There are few squares in St. Petersburg; where all the streets are wide and airy, they are less wanted than among the narrow alleys of other capitals. It contains, however, many open spaces, surrounded with fine buildings; but they scarcely correspond with the usual ideas of a square. The most beautiful of these is that which divides the Winter Palace, etc., from the Nevsky quarter. It is adorned with what we do not hesitate to pronounce the finest monument in the world.

In no part of Europe have we seen any thing worthy of being compared with the remarkable pillar lately erected here, in honor of the Emperor Alexander. If we admire Napoleon’s column in Paris, or the Melville column in Edinburgh, composed of separate stones put together in the usual way, what shall we say of this stupendous work, which consists of only one stone, and yet is considerably larger than those monuments? Its height, if we are correctly informed, including the figure on the top, is exactly 154 feet, and its diameter 15 feet. It is a round column, of mottled red granite, from the quarries of Pytterlax, in Finland, 140 miles from St. Petersburg. The stone is very like the beautiful granite of Peterhead, in Scotland, but darker, and susceptible of even a higher polish.

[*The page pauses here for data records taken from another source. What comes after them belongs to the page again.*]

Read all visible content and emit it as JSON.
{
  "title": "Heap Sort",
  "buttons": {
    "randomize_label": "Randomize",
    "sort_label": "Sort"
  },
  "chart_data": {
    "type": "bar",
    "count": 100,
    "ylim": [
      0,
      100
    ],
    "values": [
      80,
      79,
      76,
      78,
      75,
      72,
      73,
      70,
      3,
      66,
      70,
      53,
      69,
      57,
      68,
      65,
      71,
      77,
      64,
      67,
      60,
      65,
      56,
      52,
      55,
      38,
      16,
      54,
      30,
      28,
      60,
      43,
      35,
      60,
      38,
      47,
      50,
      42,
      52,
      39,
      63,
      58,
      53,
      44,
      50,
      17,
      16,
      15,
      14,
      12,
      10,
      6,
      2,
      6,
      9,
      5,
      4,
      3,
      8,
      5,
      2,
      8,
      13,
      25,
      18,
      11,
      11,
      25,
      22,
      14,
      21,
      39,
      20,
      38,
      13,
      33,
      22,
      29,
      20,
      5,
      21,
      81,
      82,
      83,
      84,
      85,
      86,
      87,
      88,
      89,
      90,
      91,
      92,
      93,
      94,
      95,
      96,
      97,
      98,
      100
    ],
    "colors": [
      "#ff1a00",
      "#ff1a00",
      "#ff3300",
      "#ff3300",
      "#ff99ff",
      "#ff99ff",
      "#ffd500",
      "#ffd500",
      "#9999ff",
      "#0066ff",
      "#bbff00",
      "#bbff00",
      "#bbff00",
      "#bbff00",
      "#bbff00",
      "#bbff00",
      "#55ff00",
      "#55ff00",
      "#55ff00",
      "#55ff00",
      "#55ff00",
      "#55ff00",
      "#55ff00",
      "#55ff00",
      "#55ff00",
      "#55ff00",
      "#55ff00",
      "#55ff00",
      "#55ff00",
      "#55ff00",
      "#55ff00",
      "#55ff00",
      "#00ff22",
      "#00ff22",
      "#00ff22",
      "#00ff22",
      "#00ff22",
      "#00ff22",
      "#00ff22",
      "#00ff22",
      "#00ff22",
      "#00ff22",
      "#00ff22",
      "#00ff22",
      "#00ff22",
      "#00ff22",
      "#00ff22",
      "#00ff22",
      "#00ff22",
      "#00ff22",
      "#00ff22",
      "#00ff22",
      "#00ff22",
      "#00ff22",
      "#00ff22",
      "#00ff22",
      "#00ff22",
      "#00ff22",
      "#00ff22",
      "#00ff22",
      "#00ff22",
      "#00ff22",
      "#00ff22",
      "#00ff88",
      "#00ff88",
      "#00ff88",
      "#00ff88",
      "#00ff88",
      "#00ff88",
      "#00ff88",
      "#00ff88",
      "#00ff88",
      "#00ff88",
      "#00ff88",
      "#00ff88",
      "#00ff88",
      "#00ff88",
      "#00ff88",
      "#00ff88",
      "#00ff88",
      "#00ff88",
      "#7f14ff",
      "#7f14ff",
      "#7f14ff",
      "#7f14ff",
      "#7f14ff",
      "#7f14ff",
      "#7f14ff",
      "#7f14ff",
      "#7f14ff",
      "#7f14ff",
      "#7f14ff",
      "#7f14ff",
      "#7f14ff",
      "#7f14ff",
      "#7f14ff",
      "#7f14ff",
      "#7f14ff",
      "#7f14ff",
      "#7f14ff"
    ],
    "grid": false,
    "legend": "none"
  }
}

We have never seen any thing that attracted us so much. It is the perfection of monumental architecture. There is no frippery; there is something sublimc in its simplicity. It is impossible to gaze on it without emotion. You never think of asking to whom it is raised; it has an interest quite distinct from any association with him whose memory it honors. You view it merely as a triumph of human power, which could tear such a mass from the reluctant rock, transport it so great a distance, and, under so many difficulties, carve, and mold, and polish it into one smooth shaft, then poise the huge weight as lightly as a feather, and plant it here, to be the admiration of ages.

This pillar is founded on massive blocks of granite, and has a pedestal and capital of bronze, made from the cannon taken in the recent wars with the Turks. It is the largest stone ever cut, either in ancient or modern times. The shaft alone is eighty-four feet high. On its top stands a bronze statue of Religion, in the act of blessing the surrounding city. The head of this figure stoops so ungracefully below the higher part of the half-expanded wings, that, in some positions, it looks a headless trunk. The usual practise of placing on the top the statue of the hero to whom the monument is dedicated, has been here departed from, out of deference to a word uttered by Alexander, when passing the column of the Place Vendome, before the now-restored statue of Napoleon had been removed from its giddy eminence. “God forbid,” said he, “that ever I should occupy such a post! There is something of profanity in thus exalting any human being, to be worshiped, as it were, by his fellow-creatures.”

This unrivalled monument is a remarkable proof of the bold and original taste of the present emperor;* for the idea of it began solely with him. But if it excite our admiration so strongly, even as it now is, what would have been thought of it had it been raised here of the full height in which it was cut from the quarry? The history is enough to drive one mad; and it did very nearly drive the emperor that length. Orders had been given to the director of the quarries, to try and extract one solid mass, fit to be hewn into a column of a certain length. The operation was begun with slight hopes of success. It was deemed impossible ever to obtain one stone of such a size. Ministers, generals, princes, the whole court, were in anxiety about what the mountain should bring forth; when, at last—who shall describe their joy?—a courier arrives with the happy tidings, that, for once, the labors of the mountain had not ended in disappointment. Expectation was even surpassed; for, in place of eighty-four feet, a mass had been separated nearly one hundred feet long. There were no bounds to the delight inspired by the news. St. Petersburg would now boast of a monument that might challenge the world.

But, alas ! there was a postscript to this famous letter. The director had been ordered to get a stone eighty-four feet long; and as in Russia they are not in the habit of giving a man much credit for departing from the very letter of an imperial mandate—and it being a bad precedent to allow any functionary to think for himself—the zealous man of stones added, that he was now busy sawing away the superfluous fourteen feet. Here was a pleasant piece of implicit obedience ! The emperor was in despair; but as it is not his custom to commission others to do things which may be better done by himself. he posted away immediately, in hopes of still saving his unexpected treasure; and, as good luck would have it, arrived just in time—to see the fair fragment tumble off.

The expense of this monument was very great. To say nothing of the cost of transport, one hundred men labored on it for some years after its arrival. Not the least expensive part was the raising of it, when finished, into its present position. As a specimen of the great skill which the Russians have acquired in applying mechanical powers, it is worth mentioning that it was swung into its place in the short space of fifty-four minutes. The whole population of the capital were present (August, 1832) to see the ceremony. M. de Montferrand, the architect, is a native of France, but must have had some lessons in mechanics from his adopted countrymen; for in Paris, the other day, they took several hours to raise the poor little obelisk of Luxor, which would not make a little finger to this Russian giant.